My brother asked a friend of his that works at BAT when they gonna go the electronic way seeing that so many people are changing over to ecigs these days when he told him that they allready busy with that.

Here's a vid from BAT website
http://www.bat.com/group/sites/uk__9d9kcy.nsf/vwPagesWebLive/DO9DCGT9?opendocument&SKN=1

And here is the products they will be selling shortly in SA
http://uk.govype.com/range
http://www.intellicig.com/

Reactions: Thanks 1 | Informative 1


----------



## Silver (22/3/14)

Thanks @Hein510 

Very interesting indeed. 
Looked at the Vype and Intellicig product.

The disposable Vype looks very much like the Playboy disposable I tried a while back. It has the "squishy" feel. Too bad it didn't really deliver a nice hit. But great for portability. 

I'm still waiting for something this size with dripper flavour and throat hit - and easily interchangeable liquid. I think I am gonna wait a very long time

Reactions: Agree 1


----------



## Die Kriek (22/3/14)

The problem with ecigs is the same problem every other portable electronic device has, the battery. Even if everything else is 10 years ahead of their time, battery technology is 20 years behin. We are using old, large and dangerous chemical electricity storage devices and don't really know how to improve them

Reactions: Like 1 | Agree 1


----------



## cfm78910 (13/5/15)

Big Tobacco won't get another cent from me so BAT can keep their stuff!

Reactions: Like 1 | Agree 2


----------



## Willyza (13/5/15)

Was on Green Smoke for a time, and I must admit it was easy and handy for it size


----------



## cfm78910 (13/5/15)

Oooh, Green Smoke almost put me off vaping for life.

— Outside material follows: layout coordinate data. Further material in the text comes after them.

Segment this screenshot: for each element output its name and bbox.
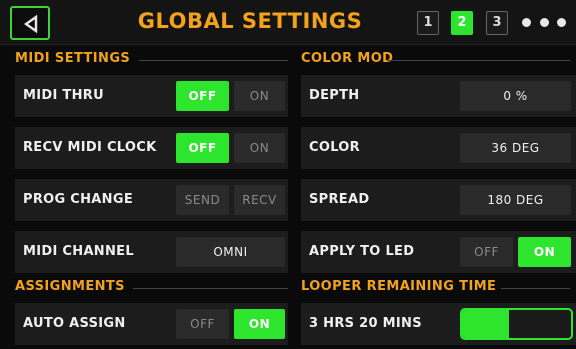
row-color: COLOR 36 DEG [301, 127, 576, 169]
back-button[interactable] [10, 6, 50, 40]
section-divider [139, 60, 288, 61]
section-divider [387, 60, 570, 61]
section-title: COLOR MOD [301, 51, 394, 66]
row-looper-remaining: 3 HRS 20 MINS [301, 303, 576, 345]
more-dots-icon[interactable] [522, 14, 566, 30]
prog-change-send-button[interactable]: SEND [176, 185, 229, 215]
row-label: MIDI THRU [23, 88, 104, 103]
recv-midi-clock-on-button[interactable]: ON [234, 133, 285, 163]
row-label: COLOR [309, 140, 360, 155]
page-button-3[interactable]: 3 [486, 11, 508, 35]
row-label: PROG CHANGE [23, 192, 133, 207]
midi-thru-on-button[interactable]: ON [234, 81, 285, 111]
row-midi-thru: MIDI THRU OFF ON [15, 75, 288, 117]
row-recv-midi-clock: RECV MIDI CLOCK OFF ON [15, 127, 288, 169]
row-apply-to-led: APPLY TO LED OFF ON [301, 231, 576, 273]
apply-to-led-off-button[interactable]: OFF [460, 237, 513, 267]
row-spread: SPREAD 180 DEG [301, 179, 576, 221]
midi-channel-value[interactable]: OMNI [176, 237, 285, 267]
row-label: AUTO ASSIGN [23, 316, 126, 331]
section-title: LOOPER REMAINING TIME [301, 279, 497, 294]
auto-assign-off-button[interactable]: OFF [176, 309, 229, 339]
midi-thru-off-button[interactable]: OFF [176, 81, 229, 111]
looper-remaining-fill [462, 310, 510, 338]
row-label: RECV MIDI CLOCK [23, 140, 157, 155]
row-label: DEPTH [309, 88, 360, 103]
section-color-mod: COLOR MOD [301, 51, 570, 69]
looper-remaining-bar [460, 308, 573, 340]
section-divider [501, 288, 570, 289]
section-looper-remaining-time: LOOPER REMAINING TIME [301, 279, 570, 297]
color-value[interactable]: 36 DEG [460, 133, 571, 163]
looper-remaining-text: 3 HRS 20 MINS [309, 316, 422, 331]
depth-value[interactable]: 0 % [460, 81, 571, 111]
prog-change-recv-button[interactable]: RECV [234, 185, 285, 215]
row-label: APPLY TO LED [309, 244, 415, 259]
section-assignments: ASSIGNMENTS [15, 279, 288, 297]
header-bar: GLOBAL SETTINGS 1 2 3 [0, 0, 576, 45]
section-midi-settings: MIDI SETTINGS [15, 51, 288, 69]
apply-to-led-on-button[interactable]: ON [518, 237, 571, 267]
page-button-1[interactable]: 1 [417, 11, 439, 35]
row-auto-assign: AUTO ASSIGN OFF ON [15, 303, 288, 345]
section-divider [133, 288, 288, 289]
page-button-2[interactable]: 2 [451, 11, 473, 35]
section-title: ASSIGNMENTS [15, 279, 125, 294]
row-depth: DEPTH 0 % [301, 75, 576, 117]
recv-midi-clock-off-button[interactable]: OFF [176, 133, 229, 163]
page-title: GLOBAL SETTINGS [137, 9, 363, 33]
row-midi-channel: MIDI CHANNEL OMNI [15, 231, 288, 273]
section-title: MIDI SETTINGS [15, 51, 131, 66]
spread-value[interactable]: 180 DEG [460, 185, 571, 215]
row-label: SPREAD [309, 192, 370, 207]
auto-assign-on-button[interactable]: ON [234, 309, 285, 339]
row-label: MIDI CHANNEL [23, 244, 134, 259]
row-prog-change: PROG CHANGE SEND RECV [15, 179, 288, 221]
back-arrow-icon [23, 15, 38, 33]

Besides the generally poor performance for me the biggest issue with cigalikes was the size and weight of the things. It may look like a cigarette on steroids but it doesn't feel like a cigarette between your fingers or when hanging from your mouth. For me they are the worst of all worlds.

Reactions: Like 1 | Agree 1


----------



## GadgetFreak (14/5/15)

If BAT is going the e-cigg way, then I believe we will be in a better position as vapers. The anti-e-cig lobbyists who are probably funded by big tobacco companies will eventually stop harassing the e-cig industry as it would harm the very companies that promoted the ant-e-cig campaign, like BAT, Philip Morris e.t.c

Double edged sword I say

Reactions: Like 1


----------



## cfm78910 (14/5/15)

GadgetFreak said:


> If BAT is going the e-cigg way, then I believe we will be in a better position as vapers. The anti-e-cig lobbyists who are probably funded by big tobacco companies will eventually stop harassing the e-cig industry as it would harm the very companies that promoted the ant-e-cig campaign, like BAT, Philip Morris e.t.c
> 
> Double edged sword I say


Good point. It just irritates me that first they do everything they can to kill off ecigs but now that they are realizing that's not going to happen they start making ecigs themselves.

Reactions: Like 1


----------